This repository contains a mechanization of the syntax, semantics (dynamic and static), and metatheory of core Checked C. Mechanization was carried out with The Coq Proof Assistant, version 8.12 (Sep 2021).
The development depends only on the Coq standard library, and related tooling (coqdoc, coq_makefile, etc.)
To build the actually proof development, run
% make
Open A Coq Assistent, and then Open CheckedC.v file, and then you can see the step by step proof result.
The main theorems of the development are progress and preservation of the static semantics. Together, these lemmas imply a blame theorem. This theorem is the important safety property that the static semantics ensure. In short, it says if a configuration is "stuck" then code in an unchecked region is to blame.
The blame theorem relies on both progress and preservation. The only non-trivial, unproven lemma which it relies on is decidability of typechecking. We are confident that typechecking is decidable.
The progress theorem is fully mechanized.
The preservation theorem is fully mechanized. The only admitted lemma it relies on is a proposition on coq maps (represented as sorted lists without duplicates), that if a map already contains a specific key, then adding another binding for that key does not change it's cardinality. This lemma cannot be proven without diving into the internals of maps and should probably be part of the standard library.

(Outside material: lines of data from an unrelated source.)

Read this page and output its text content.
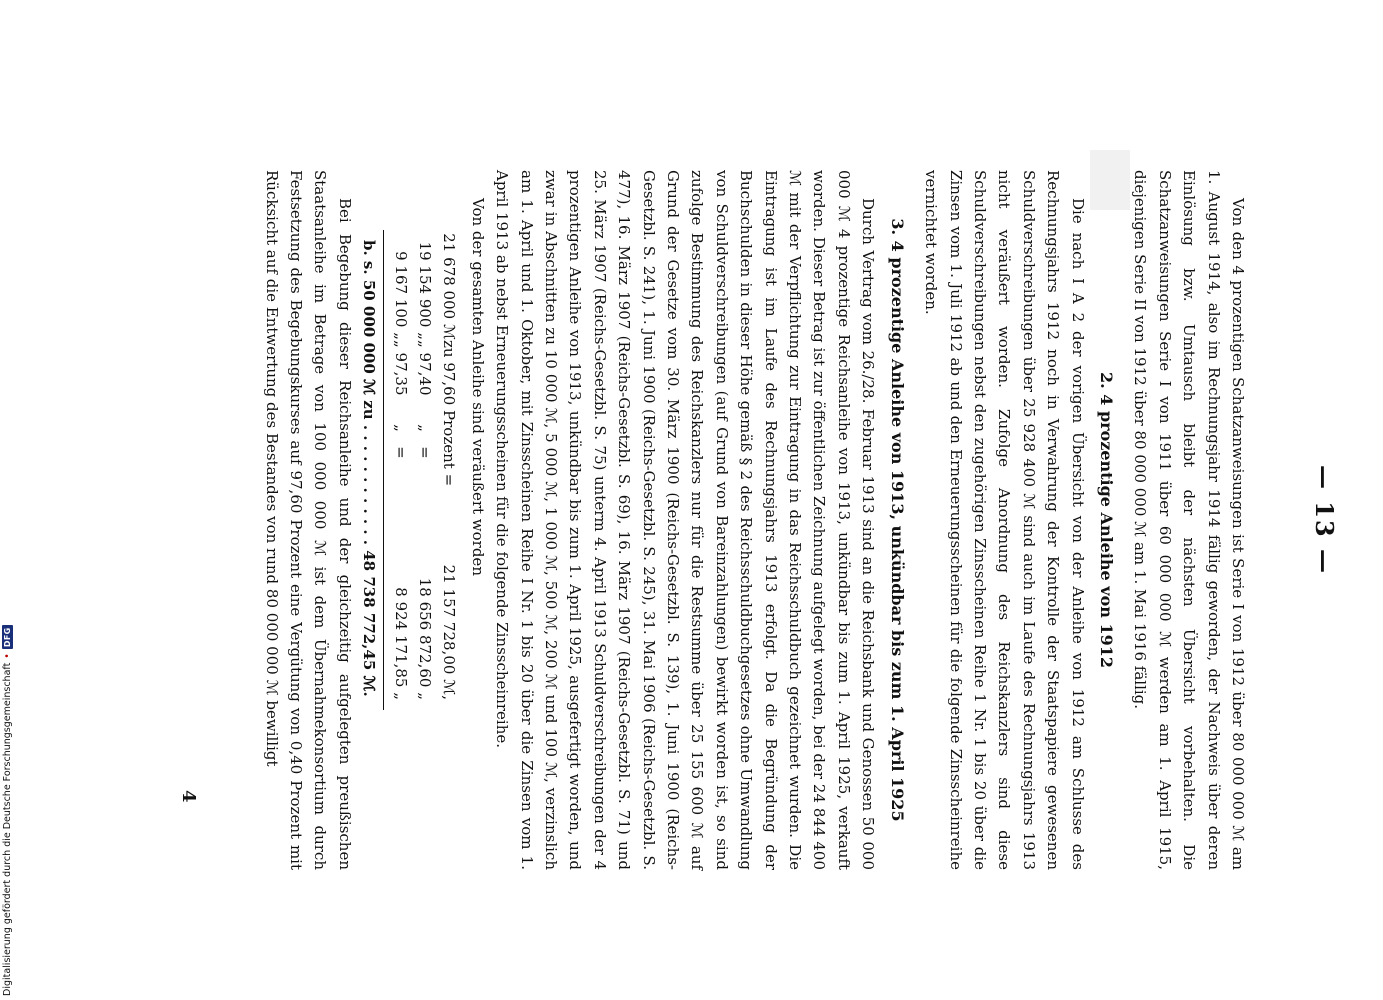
— 13 —

Von den 4 prozentigen Schatzanweisungen ist Serie I von 1912 über 80 000 000 ℳ am 1. August 1914, also im Rechnungsjahr 1914 fällig geworden, der Nachweis über deren Einlösung bzw. Umtausch bleibt der nächsten Übersicht vorbehalten. Die Schatzanweisungen Serie I von 1911 über 60 000 000 ℳ werden am 1. April 1915, diejenigen Serie II von 1912 über 80 000 000 ℳ am 1. Mai 1916 fällig.

2. 4 prozentige Anleihe von 1912

Die nach I A 2 der vorigen Übersicht von der Anleihe von 1912 am Schlusse des Rechnungsjahrs 1912 noch in Verwahrung der Kontrolle der Staatspapiere gewesenen Schuldverschreibungen über 25 928 400 ℳ sind auch im Laufe des Rechnungsjahrs 1913 nicht veräußert worden. Zufolge Anordnung des Reichskanzlers sind diese Schuldverschreibungen nebst den zugehörigen Zinsscheinen Reihe 1 Nr. 1 bis 20 über die Zinsen vom 1. Juli 1912 ab und den Erneuerungsscheinen für die folgende Zinsscheinreihe vernichtet worden.

3. 4 prozentige Anleihe von 1913, unkündbar bis zum 1. April 1925

Durch Vertrag vom 26./28. Februar 1913 sind an die Reichsbank und Genossen 50 000 000 ℳ 4 prozentige Reichsanleihe von 1913, unkündbar bis zum 1. April 1925, verkauft worden. Dieser Betrag ist zur öffentlichen Zeichnung aufgelegt worden, bei der 24 844 400 ℳ mit der Verpflichtung zur Eintragung in das Reichsschuldbuch gezeichnet wurden. Die Eintragung ist im Laufe des Rechnungsjahrs 1913 erfolgt. Da die Begründung der Buchschulden in dieser Höhe gemäß § 2 des Reichsschuldbuchgesetzes ohne Umwandlung von Schuldverschreibungen (auf Grund von Bareinzahlungen) bewirkt worden ist, so sind zufolge Bestimmung des Reichskanzlers nur für die Restsumme über 25 155 600 ℳ auf Grund der Gesetze vom 30. März 1900 (Reichs-Gesetzbl. S. 139), 1. Juni 1900 (Reichs-Gesetzbl. S. 241), 1. Juni 1900 (Reichs-Gesetzbl. S. 245), 31. Mai 1906 (Reichs-Gesetzbl. S. 477), 16. März 1907 (Reichs-Gesetzbl. S. 69), 16. März 1907 (Reichs-Gesetzbl. S. 71) und 25. März 1907 (Reichs-Gesetzbl. S. 75) unterm 4. April 1913 Schuldverschreibungen der 4 prozentigen Anleihe von 1913, unkündbar bis zum 1. April 1925, ausgefertigt worden, und zwar in Abschnitten zu 10 000 ℳ, 5 000 ℳ, 1 000 ℳ, 500 ℳ, 200 ℳ und 100 ℳ, verzinslich am 1. April und 1. Oktober, mit Zinsscheinen Reihe I Nr. 1 bis 20 über die Zinsen vom 1. April 1913 ab nebst Erneuerungsscheinen für die folgende Zinsscheinreihe.

Von der gesamten Anleihe sind veräußert worden

21 678 000 ℳ
zu 97,60 Prozent =
21 157 728,00 ℳ,
19 154 900 „
„ 97,40      „   =
18 656 872,60 „
9 167 100 „
„ 97,35      „   =
8 924 171,85 „
b. s. 50 000 000 ℳ zu . . . . . . . . . . . . 48 738 772,45 ℳ.

Bei Begebung dieser Reichsanleihe und der gleichzeitig aufgelegten preußischen Staatsanleihe im Betrage von 100 000 000 ℳ ist dem Übernahmekonsortium durch Festsetzung des Begebungskurses auf 97,60 Prozent eine Vergütung von 0,40 Prozent mit Rücksicht auf die Entwertung des Bestandes von rund 80 000 000 ℳ bewilligt

4
Digitalisierung gefördert durch die Deutsche Forschungsgemeinschaft
•
DFG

Lemma heap_add_in_cardinal : forall n v H, Heap.In n H -> Heap.cardinal (elt:=nat * type) (Heap.add n v H) = Heap.cardinal (elt:=nat * type) H.
The development was initially developed with literacy as a priority. Unfortunately, as deadlines grow closer, proofs get sloppier.
This means that (a) we strive to have the structure of the Coq proofs look very similar to their counterparts on paper and (b) that
the development is written using coqdoc documentation.
There is much work left to be done, but this remains a priority with this proof development moving forward.